President's Message

Posted by: Cory Hohnbaum on Dec 1, 2015
by Cory Hohnbaum
From my perspective, next to maybe “I am sorry,” the most difficult thing to say is “I need help.”  Lawyers are paid, and pride themselves, on knowing the answers. Our credibility, in many ways, is our currency. This perspective makes it hard to acknowledge a weakness or a problem let alone to ask for guidance or support. For some lawyers, though, vanity and stubbornness are not the impediments to asking for help.
It is no secret these days that lawyers as a group are particularly likely to suffer from mental health and substance abuse issues. The statistics are stark. Lawyers are almost four times more likely to suffer from depression than non-lawyers. Lawyers rank fourth among all occupations in suicide rates. Lawyers are twice as likely to struggle with alcohol abuse as other professions.  
I am not an expert in this area and don’t presume to know why lawyers are particularly susceptible to these types of issues. What I am confident of, and what can’t be said enough in my view, is that these issues are not issues of character or morality. The research is definitive that the way some people’s brains work, rather than some sort of character flaw, makes them more likely to struggle with mental illness and addiction. We as a society are a long way from recognizing and embracing this truth. There is still an obvious and unfounded stigma associated with mental health issues such as depression or addiction.  
Fortunately, the Mecklenburg County Bar (MCB) and the North Carolina State Bar are working diligently to educate lawyers on mental health and substance abuse issues—and to provide much needed help. The North Carolina Lawyers Assistance Program (NC LAP) is a service of the North Carolina State Bar. LAP provides free, confidential assistance to lawyers, judges and law students in addressing substance abuse, mental health issues and other stressors which impair or may impair an attorney’s ability to effectively practice law.  
Confidentiality is the cornerstone of the program. All client interactions with LAP are held in strict confidence, including referrals. According to recent statistics, about half the calls to LAP are self-referrals from lawyers who recognize they have a problem and ask for help. LAP is a wonderful resource with an experienced and dedicated executive director in Robynn Moriates and three clinicians.
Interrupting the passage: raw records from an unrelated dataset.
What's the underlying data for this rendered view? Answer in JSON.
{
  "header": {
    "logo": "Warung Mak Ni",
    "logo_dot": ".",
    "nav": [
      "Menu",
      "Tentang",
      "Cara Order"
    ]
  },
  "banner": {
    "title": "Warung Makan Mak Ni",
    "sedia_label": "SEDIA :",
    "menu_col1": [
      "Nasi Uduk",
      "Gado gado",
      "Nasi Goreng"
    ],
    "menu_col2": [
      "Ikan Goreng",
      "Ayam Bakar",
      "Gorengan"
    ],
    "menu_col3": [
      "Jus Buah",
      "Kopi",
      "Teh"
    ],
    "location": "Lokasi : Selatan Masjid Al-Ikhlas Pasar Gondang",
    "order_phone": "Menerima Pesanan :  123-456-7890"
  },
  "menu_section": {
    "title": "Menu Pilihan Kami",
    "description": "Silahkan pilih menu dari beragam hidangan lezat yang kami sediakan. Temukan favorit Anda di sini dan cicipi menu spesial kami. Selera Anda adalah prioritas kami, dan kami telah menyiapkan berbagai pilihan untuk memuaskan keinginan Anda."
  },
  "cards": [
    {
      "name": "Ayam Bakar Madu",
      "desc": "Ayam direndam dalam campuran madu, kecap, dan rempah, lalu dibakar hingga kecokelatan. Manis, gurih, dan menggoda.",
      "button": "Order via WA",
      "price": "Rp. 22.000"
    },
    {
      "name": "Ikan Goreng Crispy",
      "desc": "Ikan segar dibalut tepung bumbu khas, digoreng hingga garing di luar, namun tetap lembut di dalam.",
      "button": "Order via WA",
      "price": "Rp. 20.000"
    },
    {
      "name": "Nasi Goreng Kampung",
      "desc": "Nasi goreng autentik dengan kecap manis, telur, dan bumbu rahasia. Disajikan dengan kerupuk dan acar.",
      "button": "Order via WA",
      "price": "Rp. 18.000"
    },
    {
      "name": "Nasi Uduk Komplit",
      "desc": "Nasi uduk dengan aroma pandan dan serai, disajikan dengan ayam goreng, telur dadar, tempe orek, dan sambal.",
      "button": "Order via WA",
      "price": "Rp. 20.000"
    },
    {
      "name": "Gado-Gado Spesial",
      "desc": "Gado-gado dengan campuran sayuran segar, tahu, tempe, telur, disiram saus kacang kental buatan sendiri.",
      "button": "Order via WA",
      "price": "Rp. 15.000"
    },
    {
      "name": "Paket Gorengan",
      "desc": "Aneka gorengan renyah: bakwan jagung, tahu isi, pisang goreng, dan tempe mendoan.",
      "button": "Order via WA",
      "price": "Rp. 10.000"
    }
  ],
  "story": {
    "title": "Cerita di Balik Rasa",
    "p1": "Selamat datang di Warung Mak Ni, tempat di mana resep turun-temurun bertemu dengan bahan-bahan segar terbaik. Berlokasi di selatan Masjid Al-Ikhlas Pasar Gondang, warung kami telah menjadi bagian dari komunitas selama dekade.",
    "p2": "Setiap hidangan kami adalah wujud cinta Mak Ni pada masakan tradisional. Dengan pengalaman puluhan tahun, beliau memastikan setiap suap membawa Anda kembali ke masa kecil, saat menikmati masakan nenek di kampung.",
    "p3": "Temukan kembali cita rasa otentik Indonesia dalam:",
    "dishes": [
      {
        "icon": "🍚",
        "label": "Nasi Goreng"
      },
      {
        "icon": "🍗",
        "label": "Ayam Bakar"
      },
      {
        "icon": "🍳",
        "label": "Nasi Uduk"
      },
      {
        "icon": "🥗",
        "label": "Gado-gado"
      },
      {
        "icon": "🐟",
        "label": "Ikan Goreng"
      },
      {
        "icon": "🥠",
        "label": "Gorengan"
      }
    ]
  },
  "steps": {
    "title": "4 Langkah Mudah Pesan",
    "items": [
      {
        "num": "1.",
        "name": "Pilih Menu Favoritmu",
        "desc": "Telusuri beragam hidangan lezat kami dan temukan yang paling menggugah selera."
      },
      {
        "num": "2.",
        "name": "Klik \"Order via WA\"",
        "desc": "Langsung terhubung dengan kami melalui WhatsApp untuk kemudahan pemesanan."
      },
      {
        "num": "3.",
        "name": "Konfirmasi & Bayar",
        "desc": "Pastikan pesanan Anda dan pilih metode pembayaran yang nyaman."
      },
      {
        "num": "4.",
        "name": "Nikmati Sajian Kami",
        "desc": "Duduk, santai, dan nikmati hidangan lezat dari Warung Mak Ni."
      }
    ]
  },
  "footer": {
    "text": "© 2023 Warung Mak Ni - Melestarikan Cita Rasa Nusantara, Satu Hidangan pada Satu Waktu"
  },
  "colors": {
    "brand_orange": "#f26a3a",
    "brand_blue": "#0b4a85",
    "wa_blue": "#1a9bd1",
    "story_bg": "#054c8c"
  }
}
Importantly, the other half of the calls come from concerned colleagues, judges, friends and family members. It is tempting and natural to take the view, especially with lawyers we don’t know too well, that whether they are struggling is not my issue or problem. It is all too easy to make excuses to stay silent: How can I know about what is going on? Somebody close to them would reach out if there were a problem. Everyone goes through rough patches. There are lots of explanations for what is going on. How would I know if something is really wrong? I am not my brother’s keeper.  
All understandable reactions—and all wrong. If you suspect a lawyer is struggling with mental health or substance abuse issues, call LAP. They can help, either by giving guidance on available resources or by participating directly, through clinicians on staff, and in some instances with volunteers who have struggled with similar issues. Since everything is confidential, what do you have to lose by making the call? If there is no issue, great. No harm, no foul. On the other hand, if a fellow lawyer is struggling with an issue but either doesn’t realize it or is in denial, your call could make a huge difference. Rarely in life can such a small act have such life-altering consequences.